Aggregation decomposition (e.g., rewriting AVG(x) into partial SUM(x) / COUNT(x) on workers, then merging at the coordinator) is planned for v2. In v1, each worker runs the original SQL independently on its cell subset, and the coordinator merges the raw result sets.
Why SQL Fragments Instead of Physical Plans?
Serializing DataFusion physical plans would be more efficient (no re-parsing, no re-planning on workers). But:
- DataFusion plan serialization is not stable. Plan formats change between releases. SQL is stable.
- SQL is debuggable. You can read and test a SQL fragment independently. Serialized plans are opaque.
- Workers are independent. Each worker runs its own DataFusion instance. SQL fragments make workers truly self-contained.
The cost is re-parsing and re-planning on each worker. For v1's batch workloads, this overhead is negligible compared to I/O time.

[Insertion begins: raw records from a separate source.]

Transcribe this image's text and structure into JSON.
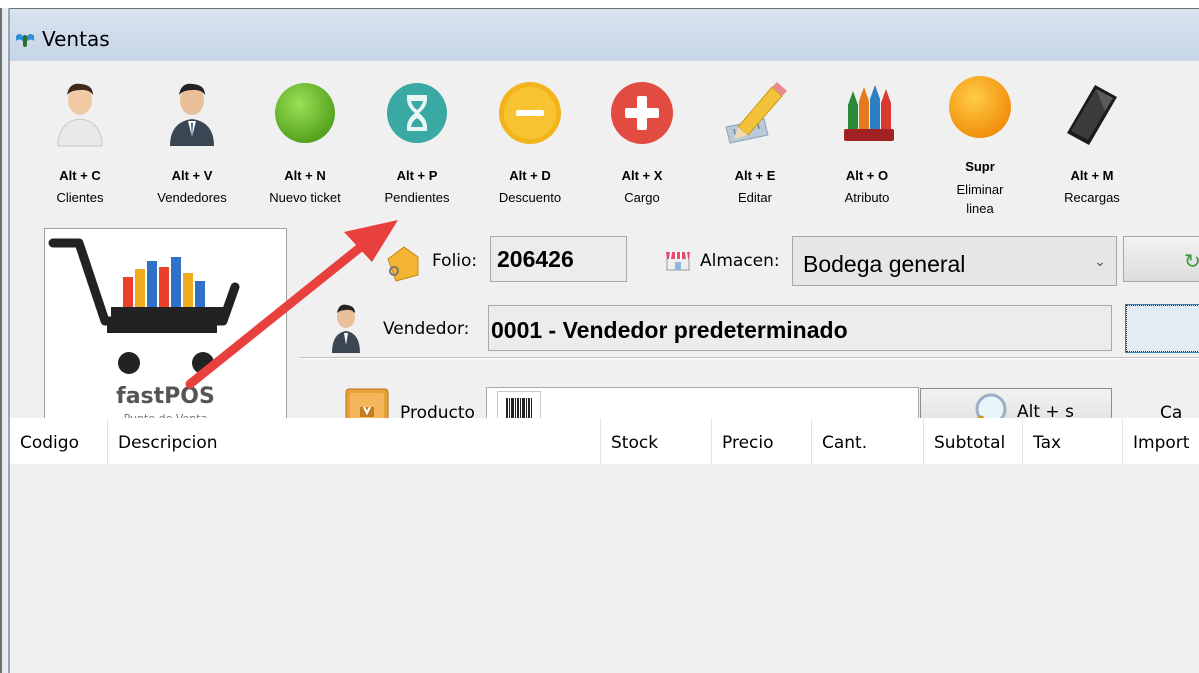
{
  "window": {
    "title": "Ventas"
  },
  "toolbar": {
    "buttons": [
      {
        "key": "Alt + C",
        "label": "Clientes",
        "icon": "client-person-icon"
      },
      {
        "key": "Alt + V",
        "label": "Vendedores",
        "icon": "seller-person-icon"
      },
      {
        "key": "Alt + N",
        "label": "Nuevo ticket",
        "icon": "green-circle-icon"
      },
      {
        "key": "Alt + P",
        "label": "Pendientes",
        "icon": "hourglass-icon"
      },
      {
        "key": "Alt + D",
        "label": "Descuento",
        "icon": "minus-circle-icon"
      },
      {
        "key": "Alt + X",
        "label": "Cargo",
        "icon": "plus-circle-icon"
      },
      {
        "key": "Alt + E",
        "label": "Editar",
        "icon": "pencil-ruler-icon"
      },
      {
        "key": "Alt + O",
        "label": "Atributo",
        "icon": "crayons-icon"
      },
      {
        "key": "Supr",
        "label": "Eliminar\nlinea",
        "icon": "orange-circle-icon"
      },
      {
        "key": "Alt + M",
        "label": "Recargas",
        "icon": "smartphone-icon"
      }
    ]
  },
  "logo": {
    "name": "fastPOS",
    "tagline": "Punto de Venta",
    "registered": "®"
  },
  "form": {
    "folio_label": "Folio:",
    "folio_value": "206426",
    "almacen_label": "Almacen:",
    "almacen_value": "Bodega general",
    "vendedor_label": "Vendedor:",
    "vendedor_value": "0001 - Vendedor predeterminado",
    "producto_label": "Producto",
    "producto_value": "",
    "search_button": "Alt + s",
    "cantidad_label_partial": "Ca"
  },
  "grid": {
    "columns": [
      "Codigo",
      "Descripcion",
      "Stock",
      "Precio",
      "Cant.",
      "Subtotal",
      "Tax",
      "Import"
    ],
    "rows": []
  },
  "colors": {
    "titlebar": "#c9d8e8",
    "client_bg": "#f0f0f0",
    "annotation_arrow": "#e8403c"
  }
}
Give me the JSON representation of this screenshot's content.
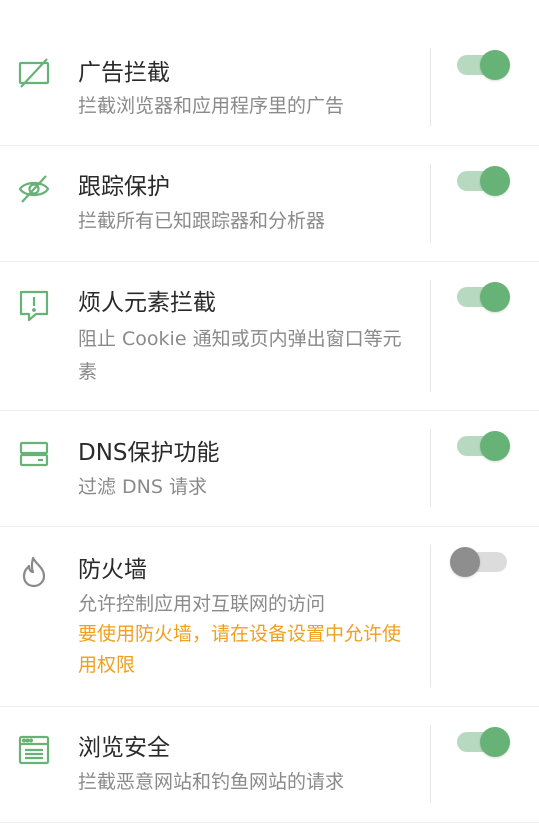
{
  "colors": {
    "accent": "#67b277",
    "warning": "#f0a020",
    "toggle_off": "#8e8e8e"
  },
  "items": [
    {
      "title": "广告拦截",
      "desc": "拦截浏览器和应用程序里的广告",
      "icon": "ad-block-icon",
      "enabled": true
    },
    {
      "title": "跟踪保护",
      "desc": "拦截所有已知跟踪器和分析器",
      "icon": "eye-slash-icon",
      "enabled": true
    },
    {
      "title": "烦人元素拦截",
      "desc": "阻止 Cookie 通知或页内弹出窗口等元素",
      "icon": "alert-bubble-icon",
      "enabled": true
    },
    {
      "title": "DNS保护功能",
      "desc": "过滤 DNS 请求",
      "icon": "server-icon",
      "enabled": true
    },
    {
      "title": "防火墙",
      "desc": "允许控制应用对互联网的访问",
      "warning": "要使用防火墙，请在设备设置中允许使用权限",
      "icon": "flame-icon",
      "enabled": false
    },
    {
      "title": "浏览安全",
      "desc": "拦截恶意网站和钓鱼网站的请求",
      "icon": "browser-window-icon",
      "enabled": true
    }
  ]
}
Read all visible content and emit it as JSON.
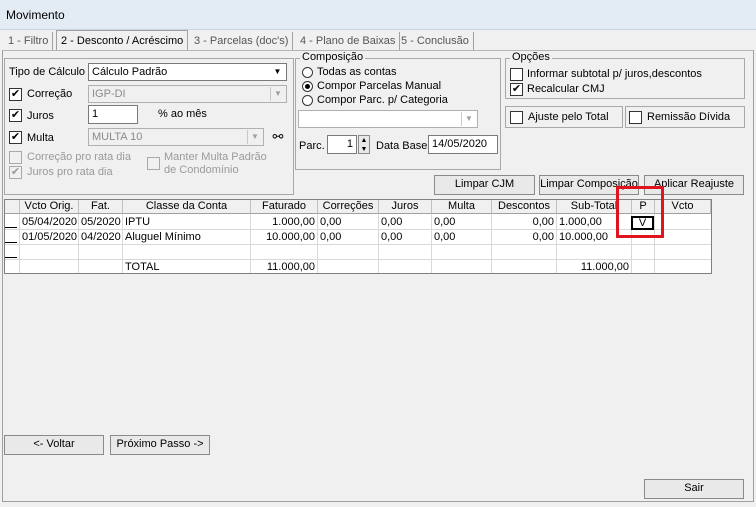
{
  "window": {
    "title": "Movimento"
  },
  "tabs": [
    {
      "label": "1 - Filtro"
    },
    {
      "label": "2 - Desconto / Acréscimo"
    },
    {
      "label": "3 - Parcelas (doc's)"
    },
    {
      "label": "4 - Plano de Baixas"
    },
    {
      "label": "5 - Conclusão"
    }
  ],
  "calc": {
    "tipo_label": "Tipo de Cálculo",
    "tipo_value": "Cálculo Padrão",
    "correcao_label": "Correção",
    "correcao_value": "IGP-DI",
    "juros_label": "Juros",
    "juros_value": "1",
    "juros_unit": "% ao mês",
    "multa_label": "Multa",
    "multa_value": "MULTA 10",
    "correcao_pro_rata": "Correção pro rata dia",
    "juros_pro_rata": "Juros pro rata dia",
    "manter_multa_1": "Manter Multa Padrão",
    "manter_multa_2": "de Condomínio"
  },
  "composicao": {
    "title": "Composição",
    "opt1": "Todas as contas",
    "opt2": "Compor Parcelas Manual",
    "opt3": "Compor Parc. p/ Categoria",
    "parc_label": "Parc.",
    "parc_value": "1",
    "data_base_label": "Data Base",
    "data_base_value": "14/05/2020"
  },
  "opcoes": {
    "title": "Opções",
    "informar": "Informar subtotal p/ juros,descontos",
    "recalcular": "Recalcular CMJ",
    "ajuste": "Ajuste pelo Total",
    "remissao": "Remissão Dívida"
  },
  "buttons": {
    "limpar_cjm": "Limpar CJM",
    "limpar_comp": "Limpar Composição",
    "aplicar": "Aplicar Reajuste",
    "voltar": "<- Voltar",
    "proximo": "Próximo Passo ->",
    "sair": "Sair"
  },
  "grid": {
    "headers": [
      "Vcto Orig.",
      "Fat.",
      "Classe da Conta",
      "Faturado",
      "Correções",
      "Juros",
      "Multa",
      "Descontos",
      "Sub-Total",
      "P",
      "Vcto"
    ],
    "rows": [
      [
        "05/04/2020",
        "05/2020",
        "IPTU",
        "1.000,00",
        "0,00",
        "0,00",
        "0,00",
        "0,00",
        "1.000,00",
        "V",
        ""
      ],
      [
        "01/05/2020",
        "04/2020",
        "Aluguel Mínimo",
        "10.000,00",
        "0,00",
        "0,00",
        "0,00",
        "0,00",
        "10.000,00",
        "",
        ""
      ]
    ],
    "total_label": "TOTAL",
    "total_faturado": "11.000,00",
    "total_subtotal": "11.000,00"
  }
}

EXPLAIN and EXPLAIN ANALYZE
EXPLAIN and EXPLAIN ANALYZE support is planned for v2. In the current release, query plan inspection is not available through SQL.
The planned v2 implementation will include:
- EXPLAIN: Logical plan, physical plan, cell pruning results, and partition elimination results
- EXPLAIN ANALYZE: Execution time per operator, rows processed, bytes read from storage vs. cache, and memory used per bee
In v1, you can observe partition pruning indirectly by using read_from_frame() with partition_filter to read a specific partition, or by comparing query times on partitioned vs. unpartitioned data.

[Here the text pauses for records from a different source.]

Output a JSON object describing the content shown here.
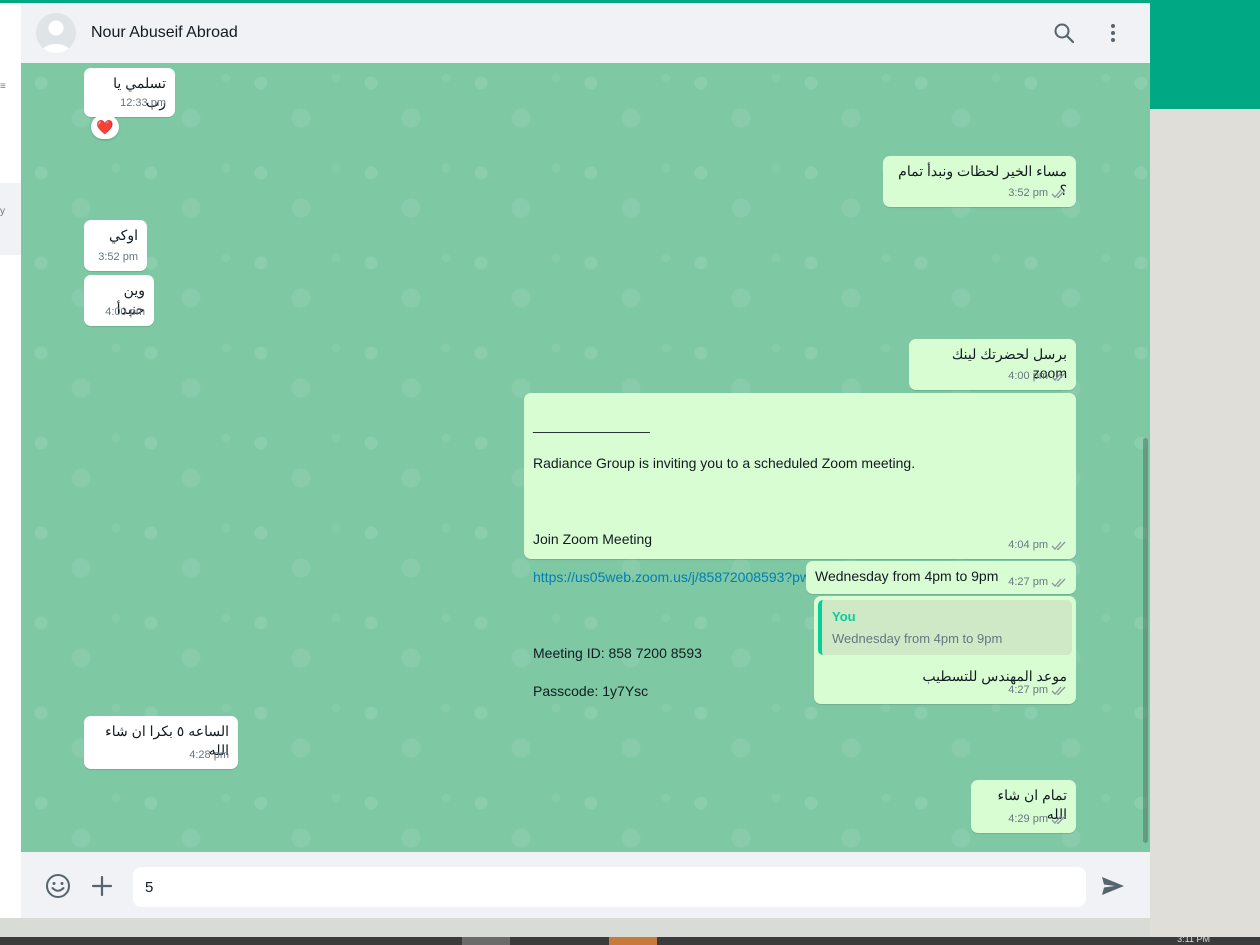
{
  "header": {
    "contact_name": "Nour Abuseif Abroad"
  },
  "icons": {
    "search": "search-icon",
    "menu": "kebab-menu-icon",
    "emoji": "emoji-icon",
    "attach": "plus-icon",
    "send": "send-icon",
    "ticks": "double-check-icon",
    "reaction": "heart-icon"
  },
  "colors": {
    "accent": "#00a884",
    "outgoing": "#d9fdd3",
    "incoming": "#ffffff",
    "link": "#027eb5"
  },
  "messages": [
    {
      "text": "تسلمي يا رب",
      "time": "12:33 pm",
      "reaction": "❤️"
    },
    {
      "text": "مساء الخير لحظات ونبدأ تمام ؟",
      "time": "3:52 pm"
    },
    {
      "text": "اوكي",
      "time": "3:52 pm"
    },
    {
      "text": "وين حنبدأ",
      "time": "4:00 pm"
    },
    {
      "text": "برسل لحضرتك لينك zoom",
      "time": "4:00 pm"
    },
    {
      "line": "_______________",
      "text1": "Radiance Group is inviting you to a scheduled Zoom meeting.",
      "text2": "Join Zoom Meeting",
      "link": "https://us05web.zoom.us/j/85872008593?pwd=txbIKZ1osp7udAWsb4CjPYuaus2EXb.1",
      "meeting_id": "Meeting ID: 858 7200 8593",
      "passcode": "Passcode: 1y7Ysc",
      "time": "4:04 pm"
    },
    {
      "text": "Wednesday from 4pm to 9pm",
      "time": "4:27 pm"
    },
    {
      "quote_author": "You",
      "quote_text": "Wednesday from 4pm to 9pm",
      "text": "موعد المهندس للتسطيب",
      "time": "4:27 pm"
    },
    {
      "text": "الساعه ٥ بكرا ان شاء الله",
      "time": "4:28 pm"
    },
    {
      "text": "تمام ان شاء الله",
      "time": "4:29 pm"
    }
  ],
  "composer": {
    "value": "5"
  },
  "taskbar": {
    "clock": "3:11 PM"
  }
}
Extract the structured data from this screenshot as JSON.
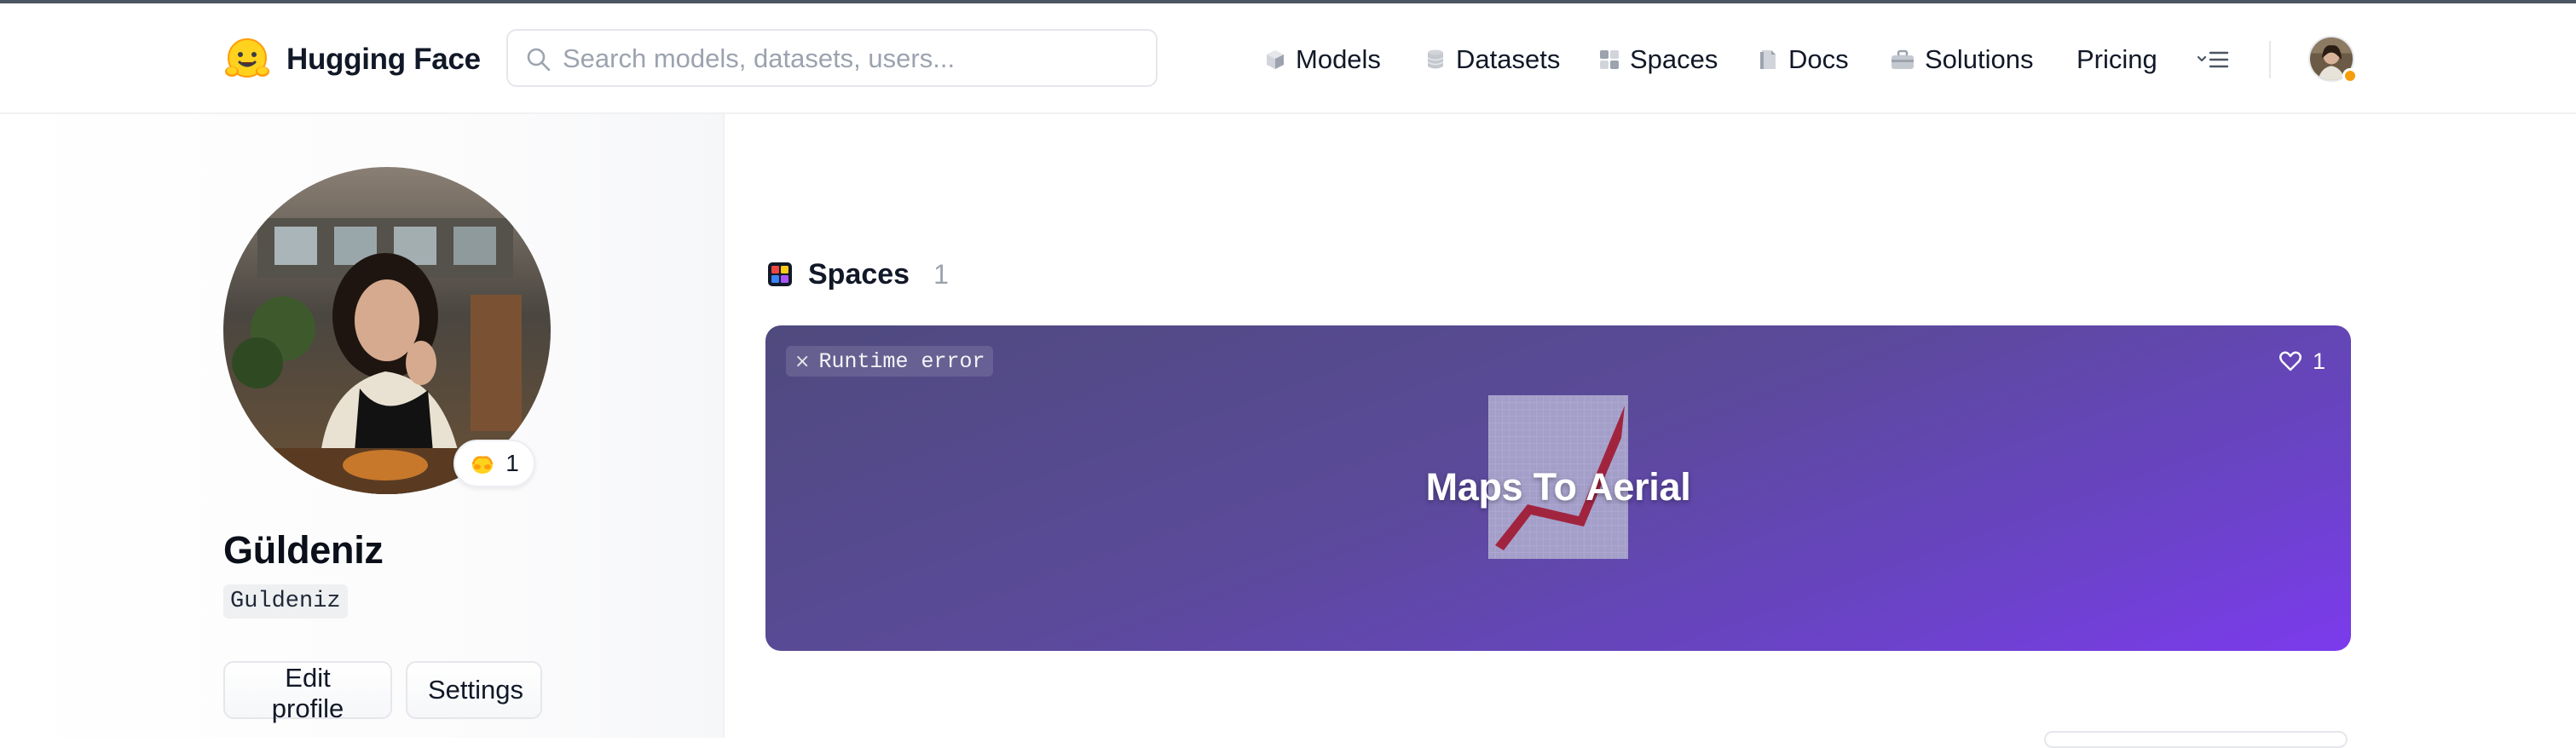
{
  "header": {
    "brand": "Hugging Face",
    "search": {
      "placeholder": "Search models, datasets, users...",
      "value": ""
    },
    "nav": [
      {
        "label": "Models",
        "icon": "models-icon"
      },
      {
        "label": "Datasets",
        "icon": "datasets-icon"
      },
      {
        "label": "Spaces",
        "icon": "spaces-icon"
      },
      {
        "label": "Docs",
        "icon": "docs-icon"
      },
      {
        "label": "Solutions",
        "icon": "solutions-icon"
      },
      {
        "label": "Pricing"
      }
    ],
    "more_icon": "menu-more-icon",
    "status_color": "#f59e0b"
  },
  "profile": {
    "fullname": "Güldeniz",
    "username": "Guldeniz",
    "likes": "1",
    "buttons": {
      "edit": "Edit profile",
      "settings": "Settings"
    }
  },
  "spaces": {
    "title": "Spaces",
    "count": "1",
    "items": [
      {
        "status": "Runtime error",
        "likes": "1",
        "title": "Maps To Aerial",
        "gradient": [
          "#4f4a7e",
          "#7c3aed"
        ]
      }
    ]
  }
}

Query Timeouts and Abandonment
Each query task has a timeout (default: 30 seconds). If a worker does not produce a partial result within the timeout:
- The coordinator marks the task as failed
- The task is reassigned to another worker (up to 3 retries)

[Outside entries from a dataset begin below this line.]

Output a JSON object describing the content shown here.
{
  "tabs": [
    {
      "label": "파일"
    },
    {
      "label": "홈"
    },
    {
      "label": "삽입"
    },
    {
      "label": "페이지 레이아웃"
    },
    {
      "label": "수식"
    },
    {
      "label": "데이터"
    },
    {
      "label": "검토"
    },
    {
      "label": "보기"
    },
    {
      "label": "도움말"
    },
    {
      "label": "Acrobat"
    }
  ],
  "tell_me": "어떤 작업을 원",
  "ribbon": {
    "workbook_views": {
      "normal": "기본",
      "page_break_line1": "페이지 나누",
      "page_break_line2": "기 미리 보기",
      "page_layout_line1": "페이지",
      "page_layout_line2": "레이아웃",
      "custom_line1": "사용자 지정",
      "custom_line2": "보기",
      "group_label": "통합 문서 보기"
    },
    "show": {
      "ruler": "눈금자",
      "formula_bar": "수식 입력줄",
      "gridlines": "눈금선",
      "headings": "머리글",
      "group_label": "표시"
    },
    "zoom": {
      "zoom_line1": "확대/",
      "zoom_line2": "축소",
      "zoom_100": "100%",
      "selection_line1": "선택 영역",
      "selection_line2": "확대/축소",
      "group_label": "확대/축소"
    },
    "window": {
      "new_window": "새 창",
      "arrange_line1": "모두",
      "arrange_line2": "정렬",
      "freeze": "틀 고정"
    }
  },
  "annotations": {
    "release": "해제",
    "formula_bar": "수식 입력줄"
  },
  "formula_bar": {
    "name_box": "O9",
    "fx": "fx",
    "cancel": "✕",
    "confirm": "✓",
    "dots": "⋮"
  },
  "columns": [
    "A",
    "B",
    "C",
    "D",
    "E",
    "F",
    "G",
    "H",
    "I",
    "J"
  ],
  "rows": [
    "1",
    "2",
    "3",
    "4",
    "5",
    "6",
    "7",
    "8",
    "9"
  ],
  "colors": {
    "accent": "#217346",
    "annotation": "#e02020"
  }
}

- After 3 failures, the task is abandoned and the query returns an error
This prevents poison-pill queries (e.g., a query that triggers an OOM on every worker) from consuming resources indefinitely.
Custom Commands
In addition to standard SQL, Apiary supports custom commands:
| Command | Description | Returns |
|---|---|---|
USE HIVE name | Set current hive context | Confirmation |
USE BOX name | Set current box context | Confirmation |
SHOW HIVES | List all hives | Table of hive names |
SHOW BOXES IN hive | List boxes in a hive | Table of box names |
SHOW BOXES | List boxes in current hive (requires USE HIVE) | Table of box names |
SHOW FRAMES IN hive.box | List frames in a box | Table of frame names |
SHOW FRAMES | List frames in current box (requires USE HIVE + USE BOX) | Table of frame names |
DESCRIBE hive.box.frame | Show frame schema and stats | Schema with metadata |
These commands are intercepted before reaching DataFusion and handled by the Apiary query layer directly.